Sex of the hatch

hendricks115

Chirping
5 Years
Sep 20, 2014
182
9
53
Schuylkill County, PA
I've searched the internet and haven't found any real answers.

The past two years we've incubated a batch of our hens eggs and seem to have a very large rooster hatch. Last spring we hatched 42 eggs and 36 turned out to be roosters. Great for my freezer, not for increasing my flock. This year we set chicken eggs, slate blue turkey eggs and muscovey duck eggs. The only two ducks to hatch were both males, we have a larger than normal number of toms and it's looking again like our chicken hatch was heavily male.

So is it just totally random that we have such a high male hatch every year or is there something we can do to effect this?
 
You are having the same luck many of us have been having...tis the time of the roo I guess. That being said, in humans it's the male sperm that determines the sex of a child, in chickens, it's actually the hen and has nothing to do with the roo.
 
I've searched the internet and haven't found any real answers.

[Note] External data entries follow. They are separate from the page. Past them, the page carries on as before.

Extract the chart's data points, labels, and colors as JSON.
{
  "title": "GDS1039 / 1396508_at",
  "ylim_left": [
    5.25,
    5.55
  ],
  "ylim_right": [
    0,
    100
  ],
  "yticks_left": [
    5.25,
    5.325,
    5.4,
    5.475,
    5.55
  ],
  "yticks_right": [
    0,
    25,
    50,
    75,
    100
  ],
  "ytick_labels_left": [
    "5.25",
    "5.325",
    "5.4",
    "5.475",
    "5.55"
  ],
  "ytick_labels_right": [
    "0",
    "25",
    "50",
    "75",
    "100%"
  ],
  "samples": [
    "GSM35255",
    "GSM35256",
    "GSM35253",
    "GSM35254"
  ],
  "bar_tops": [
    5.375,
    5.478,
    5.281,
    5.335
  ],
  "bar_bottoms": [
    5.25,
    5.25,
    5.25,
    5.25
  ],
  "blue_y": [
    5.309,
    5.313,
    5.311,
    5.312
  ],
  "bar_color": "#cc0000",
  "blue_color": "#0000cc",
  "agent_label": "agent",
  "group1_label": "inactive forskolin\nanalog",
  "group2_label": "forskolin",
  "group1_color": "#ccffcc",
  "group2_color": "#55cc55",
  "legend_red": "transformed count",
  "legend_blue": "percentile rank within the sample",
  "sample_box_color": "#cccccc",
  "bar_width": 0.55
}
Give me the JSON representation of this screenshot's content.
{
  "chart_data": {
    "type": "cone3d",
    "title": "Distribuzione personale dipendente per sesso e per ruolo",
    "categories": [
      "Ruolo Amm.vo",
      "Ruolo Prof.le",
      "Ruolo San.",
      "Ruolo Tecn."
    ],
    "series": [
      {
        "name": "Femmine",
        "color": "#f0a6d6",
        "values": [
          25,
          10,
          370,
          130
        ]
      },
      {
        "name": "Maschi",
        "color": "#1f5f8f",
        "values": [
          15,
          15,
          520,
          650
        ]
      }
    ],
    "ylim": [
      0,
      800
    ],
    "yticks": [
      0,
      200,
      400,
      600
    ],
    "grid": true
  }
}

The past two years we've incubated a batch of our hens eggs and seem to have a very large rooster hatch. Last spring we hatched 42 eggs and 36 turned out to be roosters. Great for my freezer, not for increasing my flock. This year we set chicken eggs, slate blue turkey eggs and muscovey duck eggs. The only two ducks to hatch were both males, we have a larger than normal number of toms and it's looking again like our chicken hatch was heavily male.

So is it just totally random that we have such a high male hatch every year or is there something we can do to effect this?
That depends on which of the old wives' tales you want to subscribe to - there are all sorts of things that are claimed to effect gender of chicks from egg shape, temperature, etc -- though if any of them were actually true you would see the commercial hatcheries producing a lot more pullet chicks since that is what they have demand for.
 
You are having the same luck many of us have been having...tis the time of the roo I guess. That being said, in humans it's the male sperm that determines the sex of a child, in chickens, it's actually the hen and has nothing to do with the roo.

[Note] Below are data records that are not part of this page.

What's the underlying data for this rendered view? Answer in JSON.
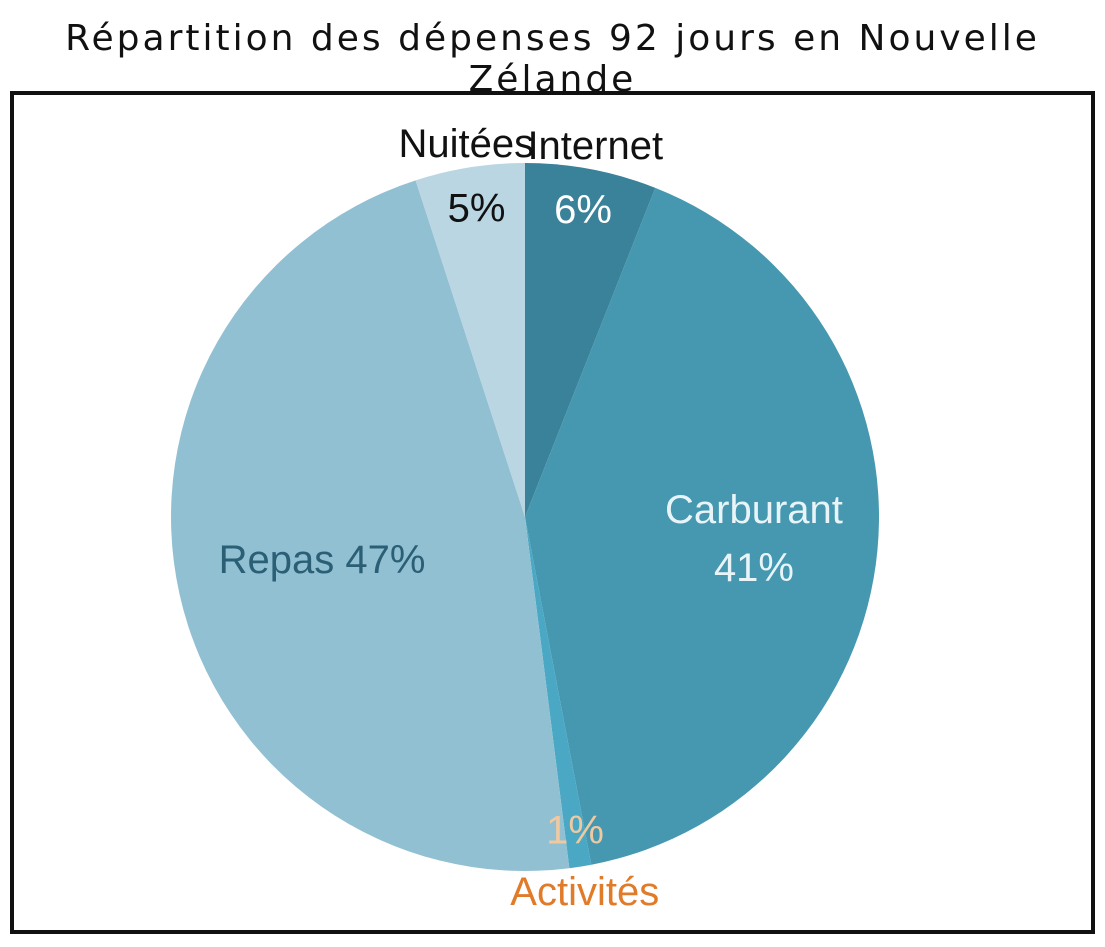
{
  "title": "Répartition des dépenses 92 jours en Nouvelle Zélande",
  "chart_data": {
    "type": "pie",
    "title": "Répartition des dépenses 92 jours en Nouvelle Zélande",
    "start_angle_deg": 0,
    "direction": "clockwise",
    "slices": [
      {
        "name": "Internet",
        "value": 6,
        "label": "6%",
        "color": "#3a8299",
        "label_color": "#ffffff"
      },
      {
        "name": "Carburant",
        "value": 41,
        "label": "41%",
        "color": "#4598b0",
        "label_color": "#e8f4f8"
      },
      {
        "name": "Activités",
        "value": 1,
        "label": "1%",
        "color": "#4aa8c4",
        "label_color": "#f0c9a0",
        "name_color": "#e07b2a"
      },
      {
        "name": "Repas",
        "value": 47,
        "label": "47%",
        "color": "#92c0d3",
        "label_color": "#2a5f75"
      },
      {
        "name": "Nuitées",
        "value": 5,
        "label": "5%",
        "color": "#bad6e3",
        "label_color": "#111111"
      }
    ]
  }
}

You know, I heard this the other day and it got me thinking.. I wonder if a hen instinctively knows something.. Some of us keep large flocks, I have two resident roosters with a few cockerels sprinkled here and there waiting for freezer camp, I wonder if the hens body adjust for the many hens and not so many roosters?

Just a thought.
 
You know, I heard this the other day and it got me thinking.. I wonder if a hen instinctively knows something.. Some of us keep large flocks, I have two resident roosters with a few cockerels sprinkled here and there waiting for freezer camp, I wonder if the hens body adjust for the many hens and not so many roosters?

Just a thought.
I wouldn't put it past anything to be honest. It is the hens hormones I believe that determines sex, so it could very well be possible. I'd have to look into that now because I'm curious if there's been any studies on it...lol
 
Most of our original batch of hens have passed, only 4 left. So maybe next year our hatch won't be so male heavy. We bought some new varieties this year to add to our stock. Our turkey hatch went surprisingly well (we were told that slate blues were difficult to hatch), so I'm going to be thinning out the flock.